The Whole Wide World
Director: | Dan Ireland |
Writer: | Michael Scott Myers |
Director of Photography: | Claudio Rocha |
Editor: | Luis Colina |
Music: | Hans Zimmer and Harry Gregson-Williams |
Production Designer: | John Frick |
Producers: | Carl-Jan Colpaert, Kevin Reidy, Dan Ireland and Vincent D'Onofrio |
Sony Pictures Classics; PG; 105 minutes | |
Release: | 12/96 |
Cast: | Vincent D'Onofrio, Renee Zellweger and Ann Wedgeworth |
Based on the memoir One Who Walked Alone by Novalyne Price Ellis |
It's refreshing to see a movie about an intelligent couple that engages in thoughtful conversation about meaningful things. Set in 1930s Texas, The Whole Wide World examines the troubled relationship between a pulp-fiction writer, Robert E. Howard (D'Onofrio), and an aspiring writer, Novalyne Price (Zellweger). Most of their troubles lie in Howard's psychological problems.
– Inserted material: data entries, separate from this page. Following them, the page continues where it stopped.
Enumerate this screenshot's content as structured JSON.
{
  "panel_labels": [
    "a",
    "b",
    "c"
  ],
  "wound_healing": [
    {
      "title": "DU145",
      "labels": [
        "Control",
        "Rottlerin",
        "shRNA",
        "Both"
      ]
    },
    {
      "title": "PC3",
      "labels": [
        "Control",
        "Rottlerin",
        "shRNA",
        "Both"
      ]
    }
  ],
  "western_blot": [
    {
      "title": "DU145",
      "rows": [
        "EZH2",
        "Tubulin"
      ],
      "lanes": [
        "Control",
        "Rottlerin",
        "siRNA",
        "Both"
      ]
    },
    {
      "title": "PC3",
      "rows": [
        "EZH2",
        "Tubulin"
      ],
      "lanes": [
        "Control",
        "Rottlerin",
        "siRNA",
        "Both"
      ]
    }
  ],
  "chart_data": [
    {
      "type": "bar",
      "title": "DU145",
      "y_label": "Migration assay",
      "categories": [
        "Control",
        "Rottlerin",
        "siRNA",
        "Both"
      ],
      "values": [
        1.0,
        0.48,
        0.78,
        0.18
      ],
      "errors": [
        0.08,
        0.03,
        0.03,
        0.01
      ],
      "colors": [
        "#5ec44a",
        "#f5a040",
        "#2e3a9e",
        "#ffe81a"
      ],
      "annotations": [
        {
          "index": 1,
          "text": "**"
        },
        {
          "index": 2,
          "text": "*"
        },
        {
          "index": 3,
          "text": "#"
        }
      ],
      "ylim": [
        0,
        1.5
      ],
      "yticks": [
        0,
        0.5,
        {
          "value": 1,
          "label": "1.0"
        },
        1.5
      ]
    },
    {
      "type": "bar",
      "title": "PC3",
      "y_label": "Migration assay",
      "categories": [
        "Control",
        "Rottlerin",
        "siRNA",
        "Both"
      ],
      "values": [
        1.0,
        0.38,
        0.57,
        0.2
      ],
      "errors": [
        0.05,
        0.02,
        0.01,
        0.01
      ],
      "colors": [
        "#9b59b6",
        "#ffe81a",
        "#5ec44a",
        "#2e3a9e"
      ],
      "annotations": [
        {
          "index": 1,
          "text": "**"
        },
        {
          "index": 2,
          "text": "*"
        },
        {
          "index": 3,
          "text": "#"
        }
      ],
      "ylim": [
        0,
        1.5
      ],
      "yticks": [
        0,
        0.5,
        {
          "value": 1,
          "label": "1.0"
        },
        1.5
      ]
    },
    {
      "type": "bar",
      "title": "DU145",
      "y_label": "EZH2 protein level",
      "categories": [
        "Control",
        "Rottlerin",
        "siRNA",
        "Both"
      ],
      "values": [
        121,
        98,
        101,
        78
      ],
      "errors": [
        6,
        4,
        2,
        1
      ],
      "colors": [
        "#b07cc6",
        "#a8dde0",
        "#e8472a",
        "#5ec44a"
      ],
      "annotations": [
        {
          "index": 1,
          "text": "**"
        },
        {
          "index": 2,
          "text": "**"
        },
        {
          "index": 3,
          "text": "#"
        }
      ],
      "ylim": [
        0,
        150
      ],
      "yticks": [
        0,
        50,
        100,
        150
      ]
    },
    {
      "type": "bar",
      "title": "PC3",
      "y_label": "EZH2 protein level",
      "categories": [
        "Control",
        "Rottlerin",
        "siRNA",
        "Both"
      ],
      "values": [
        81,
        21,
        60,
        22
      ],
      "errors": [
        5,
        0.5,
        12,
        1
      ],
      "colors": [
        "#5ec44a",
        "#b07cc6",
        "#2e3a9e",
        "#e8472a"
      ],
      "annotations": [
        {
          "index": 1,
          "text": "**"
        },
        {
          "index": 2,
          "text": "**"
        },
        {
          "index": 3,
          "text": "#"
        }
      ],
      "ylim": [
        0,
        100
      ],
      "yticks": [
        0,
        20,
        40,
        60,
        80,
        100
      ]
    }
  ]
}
He lives with his parents and is servile to his ill mother (Wedgeworth). He's not comfortable with his dependent devotion to her and often erupts in fierce tantrums. Howard finds an escape in his erotic adventure stories. Though he has serious problems, the film studies writers and writing through him, exposing a tormented character who elicits both sympathy and admiration.